Uncertainty-Guided Appearance-Motion Association Network for Out-of-Distribution Action Detection
Xiang Fang, Arvind Easwaran, Blaise Genest
TL;DR
The paper tackles out-of-distribution action detection (ODAD) in untrimmed videos by designing UAAN, a dual-branch network that jointly leverages appearance and motion cues through spatial-temporal object graphs and an appearance-motion attention module. It introduces uncertainty-guided detection with an affinity-based action-background segmentation, evidential Beta-based action classification, and DIoU-aligned localization, all learned with a combined loss ${\mathcal L}_{final}$. Experiments on THUMOS14 and ActivityNet1.3 show UAAN substantially surpassing state-of-the-art methods across multiple metrics, validating the effectiveness of inter-object appearance-motion reasoning and uncertainty modeling for realistic video OOD tasks.

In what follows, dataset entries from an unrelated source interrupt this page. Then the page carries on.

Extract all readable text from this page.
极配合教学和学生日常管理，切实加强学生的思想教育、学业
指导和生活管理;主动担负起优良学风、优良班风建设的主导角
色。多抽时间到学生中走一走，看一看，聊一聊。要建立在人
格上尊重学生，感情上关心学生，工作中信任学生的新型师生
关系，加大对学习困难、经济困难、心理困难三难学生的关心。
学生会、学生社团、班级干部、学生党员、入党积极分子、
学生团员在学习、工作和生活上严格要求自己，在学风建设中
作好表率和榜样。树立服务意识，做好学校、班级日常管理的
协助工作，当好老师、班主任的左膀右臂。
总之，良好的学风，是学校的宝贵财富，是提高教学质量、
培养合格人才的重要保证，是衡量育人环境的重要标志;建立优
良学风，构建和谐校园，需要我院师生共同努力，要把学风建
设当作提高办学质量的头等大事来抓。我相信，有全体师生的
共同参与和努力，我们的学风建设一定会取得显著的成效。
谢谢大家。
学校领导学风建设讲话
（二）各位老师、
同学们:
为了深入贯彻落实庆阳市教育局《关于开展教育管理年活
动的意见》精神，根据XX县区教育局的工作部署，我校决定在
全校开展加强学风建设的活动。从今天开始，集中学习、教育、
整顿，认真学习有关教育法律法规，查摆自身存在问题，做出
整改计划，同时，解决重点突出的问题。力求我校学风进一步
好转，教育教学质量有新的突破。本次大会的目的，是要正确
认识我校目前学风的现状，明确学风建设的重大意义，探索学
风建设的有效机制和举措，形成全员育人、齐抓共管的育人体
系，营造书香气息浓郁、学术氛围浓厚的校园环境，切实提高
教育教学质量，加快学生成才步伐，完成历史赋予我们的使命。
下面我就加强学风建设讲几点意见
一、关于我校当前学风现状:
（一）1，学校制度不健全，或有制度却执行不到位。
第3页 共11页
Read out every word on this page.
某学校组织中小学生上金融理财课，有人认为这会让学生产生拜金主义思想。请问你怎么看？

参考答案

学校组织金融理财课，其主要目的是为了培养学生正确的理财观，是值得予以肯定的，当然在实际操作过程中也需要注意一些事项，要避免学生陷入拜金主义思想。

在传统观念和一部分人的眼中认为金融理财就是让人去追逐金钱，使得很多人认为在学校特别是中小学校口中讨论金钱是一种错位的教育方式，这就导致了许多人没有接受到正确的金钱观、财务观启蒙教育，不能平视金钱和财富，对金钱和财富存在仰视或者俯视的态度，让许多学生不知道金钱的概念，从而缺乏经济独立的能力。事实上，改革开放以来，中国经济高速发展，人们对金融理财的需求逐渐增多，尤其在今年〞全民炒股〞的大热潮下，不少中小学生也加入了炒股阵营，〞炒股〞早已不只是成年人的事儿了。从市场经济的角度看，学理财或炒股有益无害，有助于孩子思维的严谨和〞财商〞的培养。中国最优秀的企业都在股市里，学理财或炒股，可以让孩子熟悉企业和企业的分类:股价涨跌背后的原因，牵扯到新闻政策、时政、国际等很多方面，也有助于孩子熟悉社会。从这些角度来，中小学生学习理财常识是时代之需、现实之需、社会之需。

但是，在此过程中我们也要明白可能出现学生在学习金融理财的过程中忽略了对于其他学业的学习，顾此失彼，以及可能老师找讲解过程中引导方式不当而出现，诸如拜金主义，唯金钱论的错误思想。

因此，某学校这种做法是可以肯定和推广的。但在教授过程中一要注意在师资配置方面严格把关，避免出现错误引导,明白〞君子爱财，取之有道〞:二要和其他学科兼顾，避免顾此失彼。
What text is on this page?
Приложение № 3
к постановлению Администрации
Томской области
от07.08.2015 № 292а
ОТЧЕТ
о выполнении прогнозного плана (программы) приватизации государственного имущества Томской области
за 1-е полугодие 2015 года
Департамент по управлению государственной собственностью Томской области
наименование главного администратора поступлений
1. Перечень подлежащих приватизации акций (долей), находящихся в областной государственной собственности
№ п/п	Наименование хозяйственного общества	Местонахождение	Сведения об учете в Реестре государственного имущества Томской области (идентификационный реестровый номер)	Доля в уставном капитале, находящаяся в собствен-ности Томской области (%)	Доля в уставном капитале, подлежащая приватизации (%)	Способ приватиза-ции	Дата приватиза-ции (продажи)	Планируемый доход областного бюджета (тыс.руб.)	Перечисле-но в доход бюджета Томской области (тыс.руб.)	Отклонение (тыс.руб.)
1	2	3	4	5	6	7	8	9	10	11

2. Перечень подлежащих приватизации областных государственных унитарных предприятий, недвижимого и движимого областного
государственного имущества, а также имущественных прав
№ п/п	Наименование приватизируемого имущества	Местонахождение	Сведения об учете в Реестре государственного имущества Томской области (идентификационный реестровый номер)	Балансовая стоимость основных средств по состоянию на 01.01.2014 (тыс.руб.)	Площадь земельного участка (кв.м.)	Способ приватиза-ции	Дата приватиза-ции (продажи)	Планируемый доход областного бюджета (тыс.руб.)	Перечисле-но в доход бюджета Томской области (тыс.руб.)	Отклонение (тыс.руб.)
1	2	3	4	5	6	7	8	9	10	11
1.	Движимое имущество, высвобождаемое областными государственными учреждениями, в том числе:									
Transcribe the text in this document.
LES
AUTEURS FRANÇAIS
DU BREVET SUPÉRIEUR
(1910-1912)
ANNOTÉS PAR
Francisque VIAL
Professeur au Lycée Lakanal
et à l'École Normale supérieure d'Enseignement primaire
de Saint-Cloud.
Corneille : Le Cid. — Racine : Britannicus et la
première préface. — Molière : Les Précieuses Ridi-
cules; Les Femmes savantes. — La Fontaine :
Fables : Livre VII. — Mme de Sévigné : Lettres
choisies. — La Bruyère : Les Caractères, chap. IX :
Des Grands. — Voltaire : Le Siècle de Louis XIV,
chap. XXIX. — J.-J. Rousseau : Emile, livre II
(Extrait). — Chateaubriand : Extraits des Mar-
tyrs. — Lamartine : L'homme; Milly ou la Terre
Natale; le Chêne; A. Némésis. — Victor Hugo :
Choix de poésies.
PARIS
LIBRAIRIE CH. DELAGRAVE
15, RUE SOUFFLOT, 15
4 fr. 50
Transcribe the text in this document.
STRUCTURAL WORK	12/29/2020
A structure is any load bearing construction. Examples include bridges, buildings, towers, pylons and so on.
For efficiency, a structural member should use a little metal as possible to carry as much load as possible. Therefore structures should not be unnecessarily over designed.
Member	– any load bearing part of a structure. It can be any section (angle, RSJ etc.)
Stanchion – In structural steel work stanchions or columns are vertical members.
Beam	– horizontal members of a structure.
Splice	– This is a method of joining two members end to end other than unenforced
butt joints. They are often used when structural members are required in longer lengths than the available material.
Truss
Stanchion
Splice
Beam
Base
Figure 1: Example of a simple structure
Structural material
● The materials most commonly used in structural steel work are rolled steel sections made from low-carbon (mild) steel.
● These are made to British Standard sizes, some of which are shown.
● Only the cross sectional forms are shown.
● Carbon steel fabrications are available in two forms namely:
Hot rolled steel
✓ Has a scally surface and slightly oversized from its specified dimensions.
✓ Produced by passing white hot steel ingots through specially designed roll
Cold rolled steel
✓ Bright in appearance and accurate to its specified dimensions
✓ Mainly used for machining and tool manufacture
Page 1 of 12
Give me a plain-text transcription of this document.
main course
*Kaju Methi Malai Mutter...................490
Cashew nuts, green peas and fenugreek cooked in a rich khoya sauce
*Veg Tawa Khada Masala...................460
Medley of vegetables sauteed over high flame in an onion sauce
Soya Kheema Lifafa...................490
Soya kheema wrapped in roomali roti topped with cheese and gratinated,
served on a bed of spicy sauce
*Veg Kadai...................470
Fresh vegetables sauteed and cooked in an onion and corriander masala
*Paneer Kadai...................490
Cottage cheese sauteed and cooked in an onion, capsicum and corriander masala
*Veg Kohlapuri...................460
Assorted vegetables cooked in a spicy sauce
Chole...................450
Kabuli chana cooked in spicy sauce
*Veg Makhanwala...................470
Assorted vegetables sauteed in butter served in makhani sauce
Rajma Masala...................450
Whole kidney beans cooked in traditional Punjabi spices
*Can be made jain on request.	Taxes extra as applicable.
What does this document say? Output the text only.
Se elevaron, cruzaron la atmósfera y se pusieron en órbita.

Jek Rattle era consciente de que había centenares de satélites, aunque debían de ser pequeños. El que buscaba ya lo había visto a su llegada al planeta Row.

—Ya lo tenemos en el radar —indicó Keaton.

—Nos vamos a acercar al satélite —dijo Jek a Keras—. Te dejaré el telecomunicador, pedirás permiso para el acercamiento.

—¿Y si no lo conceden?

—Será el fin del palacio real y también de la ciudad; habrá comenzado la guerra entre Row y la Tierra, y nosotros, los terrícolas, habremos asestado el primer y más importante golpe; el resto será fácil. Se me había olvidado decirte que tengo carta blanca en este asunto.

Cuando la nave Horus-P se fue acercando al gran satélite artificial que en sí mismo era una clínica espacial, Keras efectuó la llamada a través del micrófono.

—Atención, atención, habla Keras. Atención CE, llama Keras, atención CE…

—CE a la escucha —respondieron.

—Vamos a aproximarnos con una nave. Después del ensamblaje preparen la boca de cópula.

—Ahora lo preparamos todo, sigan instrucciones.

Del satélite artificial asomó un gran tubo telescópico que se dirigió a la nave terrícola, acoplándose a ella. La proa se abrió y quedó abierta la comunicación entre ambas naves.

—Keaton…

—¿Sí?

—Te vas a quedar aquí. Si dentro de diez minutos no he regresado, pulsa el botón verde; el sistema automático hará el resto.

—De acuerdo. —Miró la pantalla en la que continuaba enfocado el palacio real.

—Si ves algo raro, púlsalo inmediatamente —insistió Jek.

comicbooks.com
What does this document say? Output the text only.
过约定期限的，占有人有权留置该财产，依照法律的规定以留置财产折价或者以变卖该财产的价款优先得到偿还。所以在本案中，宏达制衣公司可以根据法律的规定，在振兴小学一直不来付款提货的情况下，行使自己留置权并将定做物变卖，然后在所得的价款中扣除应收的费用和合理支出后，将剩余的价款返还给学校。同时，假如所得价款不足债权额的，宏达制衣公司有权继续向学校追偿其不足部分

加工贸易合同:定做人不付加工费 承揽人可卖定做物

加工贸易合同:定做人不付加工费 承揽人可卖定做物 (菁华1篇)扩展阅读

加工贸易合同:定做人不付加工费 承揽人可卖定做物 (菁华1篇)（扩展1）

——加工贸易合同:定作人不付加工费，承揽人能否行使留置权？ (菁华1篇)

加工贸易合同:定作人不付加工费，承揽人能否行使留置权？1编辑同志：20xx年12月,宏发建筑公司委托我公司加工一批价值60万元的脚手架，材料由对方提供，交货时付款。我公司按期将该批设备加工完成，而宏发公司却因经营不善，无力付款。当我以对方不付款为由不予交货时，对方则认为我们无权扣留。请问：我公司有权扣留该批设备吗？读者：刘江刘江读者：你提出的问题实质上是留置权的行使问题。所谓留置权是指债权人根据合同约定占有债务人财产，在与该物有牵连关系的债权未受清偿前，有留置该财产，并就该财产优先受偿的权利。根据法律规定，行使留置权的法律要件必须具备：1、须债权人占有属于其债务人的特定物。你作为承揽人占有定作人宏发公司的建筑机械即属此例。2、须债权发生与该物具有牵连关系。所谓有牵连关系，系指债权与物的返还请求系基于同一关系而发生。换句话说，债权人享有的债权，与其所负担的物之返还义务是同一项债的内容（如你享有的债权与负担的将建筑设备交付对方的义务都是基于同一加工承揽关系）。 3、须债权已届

The approach has practical implications for robust video understanding in dynamic environments like surveillance and autonomous systems.
Abstract
Out-of-distribution (OOD) detection targets to detect and reject test samples with semantic shifts, to prevent models trained on in-distribution (ID) dataset from producing unreliable predictions. Existing works only extract the appearance features on image datasets, and cannot handle dynamic multimedia scenarios with much motion information. Therefore, we target a more realistic and challenging OOD detection task: OOD action detection (ODAD). Given an untrimmed video, ODAD first classifies the ID actions and recognizes the OOD actions, and then localizes ID and OOD actions. To this end, in this paper, we propose a novel Uncertainty-Guided Appearance-Motion Association Network (UAAN), which explores both appearance features and motion contexts to reason spatial-temporal inter-object interaction for ODAD.Firstly, we design separate appearance and motion branches to extract corresponding appearance-oriented and motion-aspect object representations. In each branch, we construct a spatial-temporal graph to reason appearance-guided and motion-driven inter-object interaction. Then, we design an appearance-motion attention module to fuse the appearance and motion features for final action detection. Experimental results on two challenging datasets show that UAAN beats state-of-the-art methods by a significant margin, illustrating its effectiveness.